Este método pode ser essencial no caso de desaparecidos, porque permite determinar a sua rotina habitual, recolhendo informações sobre as suas deslocações. A GNR estabelece depois um perímetro de atuação, iniciando a ação o mais depressa possível, sendo o perímetro maior ou menor de acordo com o tempo do desaparecimento.
A par da operação "Censos Sénior" foram também desenvolvidas ações no âmbito do "Programa Residência Segura", no qual também são georreferenciadas residências isoladas, para uma melhor localização em caso de ocorrência e/ ou emergência. Aderiram a este programa proprietários de 14 632 habitações.

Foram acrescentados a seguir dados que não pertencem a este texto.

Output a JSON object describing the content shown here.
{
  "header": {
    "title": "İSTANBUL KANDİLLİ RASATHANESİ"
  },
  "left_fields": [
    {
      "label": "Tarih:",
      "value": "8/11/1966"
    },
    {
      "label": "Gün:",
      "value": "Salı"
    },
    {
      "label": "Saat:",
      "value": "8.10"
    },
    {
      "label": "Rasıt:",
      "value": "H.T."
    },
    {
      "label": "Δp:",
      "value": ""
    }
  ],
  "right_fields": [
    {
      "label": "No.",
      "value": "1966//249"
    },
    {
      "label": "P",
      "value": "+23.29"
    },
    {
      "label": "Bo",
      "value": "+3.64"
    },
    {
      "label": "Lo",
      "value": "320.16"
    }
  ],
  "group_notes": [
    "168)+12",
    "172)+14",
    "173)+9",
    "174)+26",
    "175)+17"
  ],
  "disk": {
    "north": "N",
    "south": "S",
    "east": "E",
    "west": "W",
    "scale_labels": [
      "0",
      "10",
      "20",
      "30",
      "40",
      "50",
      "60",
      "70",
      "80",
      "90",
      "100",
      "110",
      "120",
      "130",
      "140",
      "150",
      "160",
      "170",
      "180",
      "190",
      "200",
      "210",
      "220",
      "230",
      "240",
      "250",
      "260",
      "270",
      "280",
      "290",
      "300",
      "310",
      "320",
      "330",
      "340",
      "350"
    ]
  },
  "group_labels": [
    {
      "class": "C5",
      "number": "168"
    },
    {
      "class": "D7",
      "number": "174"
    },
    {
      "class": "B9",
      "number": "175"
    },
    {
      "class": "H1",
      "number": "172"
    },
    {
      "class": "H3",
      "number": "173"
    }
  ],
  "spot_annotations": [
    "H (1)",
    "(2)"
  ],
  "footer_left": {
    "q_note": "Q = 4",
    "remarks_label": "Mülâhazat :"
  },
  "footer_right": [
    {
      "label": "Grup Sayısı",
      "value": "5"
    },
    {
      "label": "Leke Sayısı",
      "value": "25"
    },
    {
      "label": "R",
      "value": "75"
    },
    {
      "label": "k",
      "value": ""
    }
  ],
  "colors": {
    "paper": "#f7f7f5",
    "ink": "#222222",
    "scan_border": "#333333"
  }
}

A GNR realiza ainda, todos os anos, a operação "Idosos em Segurança", que visa potenciar o sentimento de segurança junto desta população. No âmbito do policiamento, os militares efetuam um conjunto de ações de sensibilização que compreendem contactos com idosos, não apenas nas suas habitações mas também em locais onde seja possível a sua concentração (juntas de freguesia, por exemplo).
"Vamos ter mais diagnósticos de demência"
- Quais as principais causas que explicam os desaparecimentos de idosos?
- Bem, há várias explicações, mas na maior parte dos casos estão associados a alterações comportamentais derivadas da demência e da senilidade. A juntar a isto há o abandono dos idosos, a solidão e a situação política atual.
- Com o envelhecimento da população, estes casos podem aumentar?
- Em 2060, estima-se que os idosos sejam 32% da população portuguesa. Significa que vamos ter mais diagnósticos de demência. Isto implica que vai haver mais alterações comportamentais trazidas pela demência, como seja agitação, agressividade e deambulação sem sentido. Alguns desses desaparecimentos são deambulações dessas.
- Quantos dementes existem em Portugal?
- Temos 135 mil pessoas demenciadas no nosso país, 90 mil dos quais são doentes de Alzheimer. As alterações de comportamento são inerentes à população demencial, que se comporta um pouco como as crianças. Muitos estão na base de abandonos e desaparecimentos.
- Como se podia apostar mais na prevenção?
- Em primeiro lugar, os diagnósticos da demência não são feitos de forma atempada em Portugal e, de facto, é preciso fazer a prevenção dessas situações. Devia haver maior aposta em fazer esse tipo de diagnóstico nos cuidados primários para que depois fossem referenciados para os hospitais centrais. Infelizmente, a nossa estrutura assistencial não está muito vocacionada para a assistência à terceira idade.
- Em alguns casos, os lares também não parecem estar preparados para dar o devido apoio...
- Nem todos os lares são adequados. Este ano houve ordem de encerramento para mais uns quantos. A resposta está num reforço do apoio domiciliário. É no local onde têm um ambiente acolhedor que os idosos podem ser apoiados.